Linagliptin, saxagliptin, sitagliptin and vildagliptin have an MA as monotherapy. However, in the absence of conclusive data, they still have no role in the care pathway at this stage, with the exception of sitagliptin at the 25 mg and 50 mg strengths, which retains a role in patients with renal failure, particularly in the event of failure of or contraindication to metformin and sulfonylureas and before the initiation of insulin.

It should be noted that, in combination with other antidiabetic medicinal products, ONGLYZA (saxagliptin), JANUVIA (sitagliptin), GALVUS (vildagliptin) and TRAJENTA (linagliptin) may be prescribed in the event of mild, moderate or severe renal failure, with adjustment of the dosage.

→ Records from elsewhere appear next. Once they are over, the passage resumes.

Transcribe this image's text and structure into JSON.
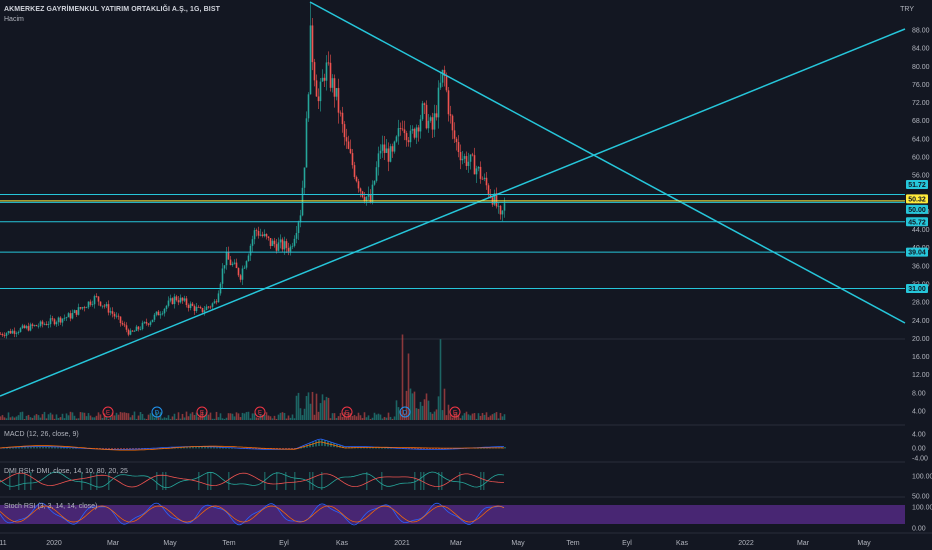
{
  "header": {
    "symbol_title": "AKMERKEZ GAYRİMENKUL YATIRIM ORTAKLIĞI A.Ş., 1G, BIST",
    "volume_label": "Hacim",
    "currency": "TRY"
  },
  "indicators": {
    "macd_label": "MACD (12, 26, close, 9)",
    "dmi_label": "DMI RSI+ DMI, close, 14, 10, 80, 20, 25",
    "stoch_label": "Stoch RSI (3, 3, 14, 14, close)"
  },
  "price_axis": [
    "88.00",
    "84.00",
    "80.00",
    "76.00",
    "72.00",
    "68.00",
    "64.00",
    "60.00",
    "56.00",
    "48.00",
    "44.00",
    "40.00",
    "36.00",
    "32.00",
    "28.00",
    "24.00",
    "20.00",
    "16.00",
    "12.00",
    "8.00",
    "4.00"
  ],
  "pane_axes": {
    "macd": [
      "4.00",
      "0.00",
      "-4.00"
    ],
    "dmi": [
      "100.00",
      "50.00"
    ],
    "stoch": [
      "100.00",
      "0.00"
    ]
  },
  "time_axis": [
    "11",
    "2020",
    "Mar",
    "May",
    "Tem",
    "Eyl",
    "Kas",
    "2021",
    "Mar",
    "May",
    "Tem",
    "Eyl",
    "Kas",
    "2022",
    "Mar",
    "May"
  ],
  "price_tags": [
    {
      "text": "51.72",
      "color": "#26c6da",
      "price": 51.72
    },
    {
      "text": "50.32",
      "color": "#ffeb3b",
      "price": 50.32
    },
    {
      "text": "50.00",
      "color": "#26c6da",
      "price": 50.0
    },
    {
      "text": "45.72",
      "color": "#26c6da",
      "price": 45.72
    },
    {
      "text": "39.04",
      "color": "#26c6da",
      "price": 39.04
    },
    {
      "text": "31.00",
      "color": "#26c6da",
      "price": 31.0
    }
  ],
  "event_markers": [
    {
      "letter": "E",
      "color": "#f23645"
    },
    {
      "letter": "D",
      "color": "#2196f3"
    },
    {
      "letter": "E",
      "color": "#f23645"
    },
    {
      "letter": "E",
      "color": "#f23645"
    },
    {
      "letter": "E",
      "color": "#f23645"
    },
    {
      "letter": "D",
      "color": "#2196f3"
    },
    {
      "letter": "E",
      "color": "#f23645"
    }
  ],
  "colors": {
    "background": "#131722",
    "up": "#26a69a",
    "down": "#ef5350",
    "trendline": "#26c6da",
    "yellow_line": "#ffeb3b",
    "stoch_band": "#5b2c8f"
  },
  "chart_data": {
    "type": "candlestick",
    "price_range": [
      0,
      90
    ],
    "key_prices": {
      "start": 21,
      "mid_2020_high": 30,
      "sep_2020_peak": 94,
      "nov_2020_low": 50,
      "mar_2021_high": 79,
      "current": 50
    }
  }
}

Finally, in the absence of conclusive clinical data, gliptins have no role in the care pathway for patients with type 2 diabetes mellitus as dual therapy in combination with insulin. The oral antidiabetic agents recommended in combination with insulin therapy are metformin or a sulfonylurea.

 


Clinical Benefit

Low

The Committee deems that the clinical benefit of ONGLYZA (saxagliptin) is low only in the following indications:

  • as dual therapy in combination with metformin,
  • as dual therapy in combination with a sulfonylurea,
  • as triple therapy in combination with metformin and a sulfonylurea,
  • as triple therapy in combination with metformin and insulin. 
Insufficient

The Committee deems that the clinical benefit of ONGLYZA (saxagliptin) is insufficient to justify public funding cover in the following indications:

  • as monotherapy,
  • as dual therapy in combination with insulin. 

Clinical Added Value

no clinical added value

The Committee considers that ONGLYZA (saxagliptin) provides no clinical added value (CAV V) in the treatment of type 2 diabetes.